Dare of the Day: Consider what “good or bad” things to say “no” to in order to prioritize saying “yes” to the “best things.”

Day 9: Assume Good Intentions

Dare of the Day: When you feel criticized, assume that person is genuine, good, and means well before responding.

Day 10: Incremental Change is Transformational Over Time

Dare of the Day: Identify one new, “small,” healthy habit you are willing and able to do 5x per week!

Day 11: Crying is Good for You. Cry IT Out!
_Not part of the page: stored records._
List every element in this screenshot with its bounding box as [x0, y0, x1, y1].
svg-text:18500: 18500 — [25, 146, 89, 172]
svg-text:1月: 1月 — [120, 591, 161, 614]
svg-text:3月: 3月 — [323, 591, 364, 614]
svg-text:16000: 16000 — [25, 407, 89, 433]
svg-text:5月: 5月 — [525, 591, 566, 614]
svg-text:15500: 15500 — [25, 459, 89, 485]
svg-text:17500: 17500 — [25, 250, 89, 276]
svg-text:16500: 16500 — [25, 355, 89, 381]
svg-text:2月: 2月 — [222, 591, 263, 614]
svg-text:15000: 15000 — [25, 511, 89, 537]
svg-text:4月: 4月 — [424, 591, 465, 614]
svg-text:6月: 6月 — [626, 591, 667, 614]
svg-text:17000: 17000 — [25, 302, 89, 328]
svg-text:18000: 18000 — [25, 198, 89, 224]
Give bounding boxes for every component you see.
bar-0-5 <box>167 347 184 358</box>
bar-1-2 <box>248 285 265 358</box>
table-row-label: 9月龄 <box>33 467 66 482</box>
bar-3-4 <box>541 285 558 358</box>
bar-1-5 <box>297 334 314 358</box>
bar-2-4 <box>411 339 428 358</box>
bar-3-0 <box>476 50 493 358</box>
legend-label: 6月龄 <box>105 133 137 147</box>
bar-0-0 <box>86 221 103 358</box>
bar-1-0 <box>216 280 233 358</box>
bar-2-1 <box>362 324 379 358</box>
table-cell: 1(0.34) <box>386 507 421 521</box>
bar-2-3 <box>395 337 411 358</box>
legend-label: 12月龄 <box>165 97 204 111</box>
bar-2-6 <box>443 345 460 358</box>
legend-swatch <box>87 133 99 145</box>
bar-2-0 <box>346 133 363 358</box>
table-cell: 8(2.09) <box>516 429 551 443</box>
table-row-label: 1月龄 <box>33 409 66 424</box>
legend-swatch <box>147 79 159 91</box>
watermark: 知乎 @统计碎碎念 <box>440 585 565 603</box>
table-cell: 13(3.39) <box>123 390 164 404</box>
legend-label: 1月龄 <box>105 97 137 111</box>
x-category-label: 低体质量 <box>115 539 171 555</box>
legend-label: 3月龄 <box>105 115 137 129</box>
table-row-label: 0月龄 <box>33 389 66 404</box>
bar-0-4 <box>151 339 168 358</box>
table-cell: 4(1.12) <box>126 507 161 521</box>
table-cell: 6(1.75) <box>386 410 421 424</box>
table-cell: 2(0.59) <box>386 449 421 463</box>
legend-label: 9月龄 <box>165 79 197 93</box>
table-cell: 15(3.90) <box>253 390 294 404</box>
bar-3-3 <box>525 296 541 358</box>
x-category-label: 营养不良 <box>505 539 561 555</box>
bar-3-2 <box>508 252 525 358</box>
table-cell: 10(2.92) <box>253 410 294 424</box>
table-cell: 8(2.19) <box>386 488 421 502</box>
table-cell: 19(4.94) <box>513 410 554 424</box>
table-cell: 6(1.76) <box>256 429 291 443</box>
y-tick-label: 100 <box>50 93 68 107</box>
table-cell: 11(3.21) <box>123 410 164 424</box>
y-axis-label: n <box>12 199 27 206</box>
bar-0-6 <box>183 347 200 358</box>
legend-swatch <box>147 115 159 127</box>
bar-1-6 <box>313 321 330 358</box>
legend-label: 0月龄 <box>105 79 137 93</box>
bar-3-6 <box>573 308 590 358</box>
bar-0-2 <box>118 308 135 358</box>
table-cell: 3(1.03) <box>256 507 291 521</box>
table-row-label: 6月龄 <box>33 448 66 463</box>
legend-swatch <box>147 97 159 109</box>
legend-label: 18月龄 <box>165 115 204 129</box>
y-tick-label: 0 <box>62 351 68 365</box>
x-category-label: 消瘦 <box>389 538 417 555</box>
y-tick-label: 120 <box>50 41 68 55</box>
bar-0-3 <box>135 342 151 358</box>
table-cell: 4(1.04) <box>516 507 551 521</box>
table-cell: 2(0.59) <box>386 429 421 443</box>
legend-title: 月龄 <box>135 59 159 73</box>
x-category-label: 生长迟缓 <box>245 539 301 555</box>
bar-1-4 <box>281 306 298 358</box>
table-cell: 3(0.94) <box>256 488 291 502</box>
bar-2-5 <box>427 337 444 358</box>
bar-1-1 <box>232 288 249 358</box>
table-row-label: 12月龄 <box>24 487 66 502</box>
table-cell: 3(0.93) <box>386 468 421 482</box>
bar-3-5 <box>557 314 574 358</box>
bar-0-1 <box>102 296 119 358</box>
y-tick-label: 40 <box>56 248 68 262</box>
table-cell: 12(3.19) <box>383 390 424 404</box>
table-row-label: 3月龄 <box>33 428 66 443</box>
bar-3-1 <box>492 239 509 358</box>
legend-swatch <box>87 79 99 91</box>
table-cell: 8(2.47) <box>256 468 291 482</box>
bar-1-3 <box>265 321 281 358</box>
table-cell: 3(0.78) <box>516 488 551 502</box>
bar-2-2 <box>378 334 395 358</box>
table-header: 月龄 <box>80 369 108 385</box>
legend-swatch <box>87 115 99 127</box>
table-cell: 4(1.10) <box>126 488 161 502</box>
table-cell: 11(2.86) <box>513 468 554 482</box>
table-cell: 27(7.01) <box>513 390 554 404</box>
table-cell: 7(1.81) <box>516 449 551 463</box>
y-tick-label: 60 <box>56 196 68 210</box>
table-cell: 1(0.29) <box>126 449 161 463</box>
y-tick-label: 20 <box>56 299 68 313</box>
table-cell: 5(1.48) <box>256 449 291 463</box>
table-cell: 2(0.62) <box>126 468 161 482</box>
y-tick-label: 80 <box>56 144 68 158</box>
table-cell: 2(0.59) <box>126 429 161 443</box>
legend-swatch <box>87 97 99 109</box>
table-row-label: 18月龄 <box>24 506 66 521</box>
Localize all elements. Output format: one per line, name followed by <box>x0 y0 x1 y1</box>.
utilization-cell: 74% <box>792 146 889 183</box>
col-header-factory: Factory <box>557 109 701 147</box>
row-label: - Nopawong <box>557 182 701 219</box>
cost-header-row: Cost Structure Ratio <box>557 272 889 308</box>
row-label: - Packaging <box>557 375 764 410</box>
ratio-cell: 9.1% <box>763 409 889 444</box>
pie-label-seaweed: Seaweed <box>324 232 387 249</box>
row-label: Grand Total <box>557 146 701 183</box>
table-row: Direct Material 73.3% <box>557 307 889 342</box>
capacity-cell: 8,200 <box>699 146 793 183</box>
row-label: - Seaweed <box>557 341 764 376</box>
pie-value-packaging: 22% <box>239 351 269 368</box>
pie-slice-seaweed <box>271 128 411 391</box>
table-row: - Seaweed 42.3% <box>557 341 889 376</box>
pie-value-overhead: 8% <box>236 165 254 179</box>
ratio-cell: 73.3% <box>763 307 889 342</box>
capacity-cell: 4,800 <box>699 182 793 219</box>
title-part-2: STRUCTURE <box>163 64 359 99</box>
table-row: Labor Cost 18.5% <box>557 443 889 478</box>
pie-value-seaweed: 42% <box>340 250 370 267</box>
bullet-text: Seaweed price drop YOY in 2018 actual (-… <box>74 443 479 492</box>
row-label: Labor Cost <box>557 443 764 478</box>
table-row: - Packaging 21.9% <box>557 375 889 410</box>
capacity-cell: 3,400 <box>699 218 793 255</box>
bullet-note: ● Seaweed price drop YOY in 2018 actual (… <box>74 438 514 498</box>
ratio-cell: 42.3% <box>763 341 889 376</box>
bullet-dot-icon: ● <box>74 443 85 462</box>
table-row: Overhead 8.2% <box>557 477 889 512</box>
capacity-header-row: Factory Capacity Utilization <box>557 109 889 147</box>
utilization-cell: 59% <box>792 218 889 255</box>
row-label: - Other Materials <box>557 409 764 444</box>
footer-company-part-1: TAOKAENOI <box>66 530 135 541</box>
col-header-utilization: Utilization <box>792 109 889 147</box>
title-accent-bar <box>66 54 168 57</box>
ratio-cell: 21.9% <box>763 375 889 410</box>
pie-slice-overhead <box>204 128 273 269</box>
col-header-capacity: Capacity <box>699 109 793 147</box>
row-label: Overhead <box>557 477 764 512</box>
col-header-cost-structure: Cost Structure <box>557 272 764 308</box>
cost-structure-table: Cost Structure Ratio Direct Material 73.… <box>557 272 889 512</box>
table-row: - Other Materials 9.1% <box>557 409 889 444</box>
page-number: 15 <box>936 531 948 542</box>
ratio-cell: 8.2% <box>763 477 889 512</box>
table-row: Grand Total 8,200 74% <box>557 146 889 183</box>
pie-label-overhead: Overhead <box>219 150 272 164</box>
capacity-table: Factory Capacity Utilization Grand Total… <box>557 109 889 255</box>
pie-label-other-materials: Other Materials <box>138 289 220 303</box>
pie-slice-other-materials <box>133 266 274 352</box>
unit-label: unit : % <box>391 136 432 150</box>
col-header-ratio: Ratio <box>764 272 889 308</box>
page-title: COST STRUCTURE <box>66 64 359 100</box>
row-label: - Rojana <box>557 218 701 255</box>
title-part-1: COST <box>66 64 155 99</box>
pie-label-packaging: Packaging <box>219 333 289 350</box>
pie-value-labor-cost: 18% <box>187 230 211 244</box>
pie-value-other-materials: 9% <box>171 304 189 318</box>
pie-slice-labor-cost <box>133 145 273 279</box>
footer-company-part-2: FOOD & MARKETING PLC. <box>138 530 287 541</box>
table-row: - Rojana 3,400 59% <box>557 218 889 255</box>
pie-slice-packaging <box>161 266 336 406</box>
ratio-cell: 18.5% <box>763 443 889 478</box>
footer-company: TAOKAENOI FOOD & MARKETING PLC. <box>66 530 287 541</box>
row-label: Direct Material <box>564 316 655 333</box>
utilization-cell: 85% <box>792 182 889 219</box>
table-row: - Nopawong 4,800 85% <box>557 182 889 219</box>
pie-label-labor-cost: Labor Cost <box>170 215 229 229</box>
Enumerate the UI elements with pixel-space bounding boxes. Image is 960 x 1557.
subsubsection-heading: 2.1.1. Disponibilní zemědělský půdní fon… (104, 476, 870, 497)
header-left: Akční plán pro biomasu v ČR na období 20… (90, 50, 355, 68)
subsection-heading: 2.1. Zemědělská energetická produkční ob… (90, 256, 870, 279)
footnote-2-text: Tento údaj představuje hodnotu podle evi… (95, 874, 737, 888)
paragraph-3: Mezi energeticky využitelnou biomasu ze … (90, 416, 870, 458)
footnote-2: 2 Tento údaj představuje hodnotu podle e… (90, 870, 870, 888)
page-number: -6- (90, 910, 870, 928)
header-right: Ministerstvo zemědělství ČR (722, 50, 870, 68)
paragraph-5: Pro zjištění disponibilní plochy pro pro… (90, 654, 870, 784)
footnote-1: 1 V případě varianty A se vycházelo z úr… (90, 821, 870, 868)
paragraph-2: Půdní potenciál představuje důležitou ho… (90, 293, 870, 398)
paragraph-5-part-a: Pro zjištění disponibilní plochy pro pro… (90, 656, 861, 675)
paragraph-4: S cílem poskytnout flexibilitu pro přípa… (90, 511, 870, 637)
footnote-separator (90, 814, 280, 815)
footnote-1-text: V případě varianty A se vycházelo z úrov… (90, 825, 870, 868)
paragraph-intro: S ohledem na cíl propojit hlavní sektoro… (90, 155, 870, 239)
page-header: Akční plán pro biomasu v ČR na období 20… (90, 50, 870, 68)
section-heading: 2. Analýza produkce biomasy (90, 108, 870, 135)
Dare of the Day: Let the tears flow to show empathy, compassion, and to relieve stress and/or anger

Day 12: Comparison (jealously) is the Thief of Joy,” –Theodore Roosevelt

Dare of the Day: Celebrate other people’s achievements all day today!

Day 13: Hopefulness

Dare of the Day: Try visualizing what you want, rather than worrying about what you fear.

Day 14: Listening

Dare of the Day: Seek to understand before you seek to be understood

Day 15: Laughter

Dare of the Day: Do something or watch something silly just for the fun of it

Day 16: Hug IT Out

Dare of the Day: Get and give big, warm (safe) hugs

Day 17: Pay IT Forward

Dare of the Day: Perform a good deed without asking or expecting anything in return

Day 18: Prayer and/or Meditation

Dare of the Day: Engage in a spiritual practice like prayer or meditation with a focus on restoring hope

Day 19: It’s Okay to Not Be Okay

Dare of the Day: Honor and accept your emotions with a sense of curiosity and without judgement

Day 20: Sleep is Critical

Dare of the Day: Take one small action to enhance your sleep health.

Day 21: The Power of Pets

Dare of the Day: Pause and take notice of the joy that pets bring into our lives

Day 22: Move It or Lose It

Dare of the Day: Find any way possible to become less sedentary

Day 23: Treat Yourself Kindly

Dare of the Day: Make a small purchase just for you

Day 24: Forgiveness

Dare of the Day: Explore the pros and cons of letting go of pain caused by someone else (let go if you can)

Day 25: Dance to Feel Good

Dare of the Day: Dance to one full song

Day 26: Positive Altruism

Dare of the Day: Seek to understand and help or support someone from a place of empathy vs. sympathy

Day 27: Positive Relationships

Dare of the Day: Nurture an existing positive relationship today vs. focusing on a negative one

Day 28: Movement is Medicine

Dare of the Day: Focus on moving your joints. Motion is lotion for the joints!

Day 29: Choose Love

Dare of the Day: Express love today in your actions and your words to at least 5 people

Day 30: Exercise is Medicine

Dare of the Day: Fill in the blank…Healthy is…(____). Find your why, identify your inspiration, be mindful of what you are willing and able to do, commit to a weekly goal. 

I reserved Day 30 for my core belief that exercise is medicine. I live this truth now, but the Resilience
Challenge helped me remind myself just how crucial exercise is to improve our resilience and keep our immune system strong. And both of those are so important during a pandemic. 

In hindsight, the order of the themes and dares isn’t important, but this is the order in which they came to me based on what I needed at the time. 

I invite you to run through them in your own order and at your own pace, but try to take on each dare and mindfully focus on the theme. Then, keep this list handy to revisit them again as needed. Do them with friends and family for added support! We all have to be in this together.